Vandana, 28, was forced to move Kerala state high court against this order and filed a writ petition (civil) in the Ernakulam court through advocate B Mohanlal. In a recent hearing, Justice Devan Ramachandran ordered that the petitioner be given her job back and reprimanded the employer for firing her.
Observing the challenges of being a working mother, in his judgement, Justice Devan Ramachandran mentioned, "Only a woman knows how acutely difficult it is to balance between motherhood and her career."
His judgement further added, "The mother's constant proximity to the child is scientifically proven to be absolutely unexpendable and this, primarily and inter alia, is why the provisions for maternity leave are now internationally accepted."
In her petition, Vandana whose contract was renewed from January 18, 2021, onwards, mentioned why she had to take leave from January 19 to March 26; one of the reasons for which she was taken off the job.

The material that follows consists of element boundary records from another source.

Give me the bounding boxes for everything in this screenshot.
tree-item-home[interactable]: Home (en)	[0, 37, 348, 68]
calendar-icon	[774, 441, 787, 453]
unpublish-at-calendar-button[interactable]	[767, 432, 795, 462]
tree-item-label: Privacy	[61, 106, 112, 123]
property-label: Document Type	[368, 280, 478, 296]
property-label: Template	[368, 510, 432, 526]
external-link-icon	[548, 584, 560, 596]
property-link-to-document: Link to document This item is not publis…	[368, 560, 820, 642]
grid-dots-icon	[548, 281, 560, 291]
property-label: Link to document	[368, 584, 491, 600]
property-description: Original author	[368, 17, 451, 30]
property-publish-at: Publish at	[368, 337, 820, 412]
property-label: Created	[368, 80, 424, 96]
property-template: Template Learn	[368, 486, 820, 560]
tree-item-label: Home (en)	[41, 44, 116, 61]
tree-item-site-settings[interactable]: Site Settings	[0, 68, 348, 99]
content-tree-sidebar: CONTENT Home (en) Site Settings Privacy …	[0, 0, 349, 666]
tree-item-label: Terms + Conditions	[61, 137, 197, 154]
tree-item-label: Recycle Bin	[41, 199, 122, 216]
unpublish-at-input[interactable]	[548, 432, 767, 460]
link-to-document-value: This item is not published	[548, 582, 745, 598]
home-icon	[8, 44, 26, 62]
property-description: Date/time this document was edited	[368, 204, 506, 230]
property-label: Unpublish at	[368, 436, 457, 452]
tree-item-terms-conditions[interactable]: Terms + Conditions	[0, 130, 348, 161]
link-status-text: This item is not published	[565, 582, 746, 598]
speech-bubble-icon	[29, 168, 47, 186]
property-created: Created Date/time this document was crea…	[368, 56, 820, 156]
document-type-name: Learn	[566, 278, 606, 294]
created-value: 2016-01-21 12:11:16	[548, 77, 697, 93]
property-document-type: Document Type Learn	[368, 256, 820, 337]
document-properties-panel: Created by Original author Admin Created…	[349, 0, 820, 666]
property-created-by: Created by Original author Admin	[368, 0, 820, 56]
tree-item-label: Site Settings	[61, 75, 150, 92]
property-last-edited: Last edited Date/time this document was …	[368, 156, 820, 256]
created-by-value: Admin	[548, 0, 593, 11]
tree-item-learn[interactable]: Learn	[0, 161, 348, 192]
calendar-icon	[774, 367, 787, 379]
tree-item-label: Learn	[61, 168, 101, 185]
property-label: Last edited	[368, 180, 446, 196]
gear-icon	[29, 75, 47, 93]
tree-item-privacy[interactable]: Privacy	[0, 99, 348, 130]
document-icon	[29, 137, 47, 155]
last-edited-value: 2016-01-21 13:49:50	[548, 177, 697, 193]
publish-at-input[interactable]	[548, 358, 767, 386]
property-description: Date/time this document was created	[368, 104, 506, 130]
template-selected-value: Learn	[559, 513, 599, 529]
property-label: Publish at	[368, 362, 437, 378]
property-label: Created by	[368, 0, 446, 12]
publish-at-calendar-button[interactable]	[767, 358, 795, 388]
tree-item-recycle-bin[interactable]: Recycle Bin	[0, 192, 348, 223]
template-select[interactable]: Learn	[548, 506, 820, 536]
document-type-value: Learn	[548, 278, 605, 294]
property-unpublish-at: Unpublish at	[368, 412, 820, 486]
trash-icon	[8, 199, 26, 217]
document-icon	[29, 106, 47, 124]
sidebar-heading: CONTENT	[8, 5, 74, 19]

A copy of the judgement obtained from Bar and Bench reads, "She (Vandana) says that since her child was only 51 days old then, and since the doctors had advised her to breastfeed him regularly, she had no other option but to seek leave between 19.01.2021 and 26.03.2021."
It further adds that although the petitioner's request of going on leave between Jan and March was recommended by her immediate office—District Child Protection Office—it was rejected by the Director of the Women and Child Development Department.
In his judgement, Justice Ramachandran said:
"This attitude is not one which this Court can countenance in this century, when women essay several roles, take on variegated responsibilities and require to be adept multitaskers, to survive and find wings to achieve their legitimate ambitions. It is certainly my hortative hope that the endeavours of such industrious women ought to obtain unstinted support and encouragement, but the orders impugned in this writ petition can only serve to undermine the confidence and morale of persons like the petitioner, who bravely face the challenges of life every day, with the steely resolve to balance their personal and official life to the best of their capacity."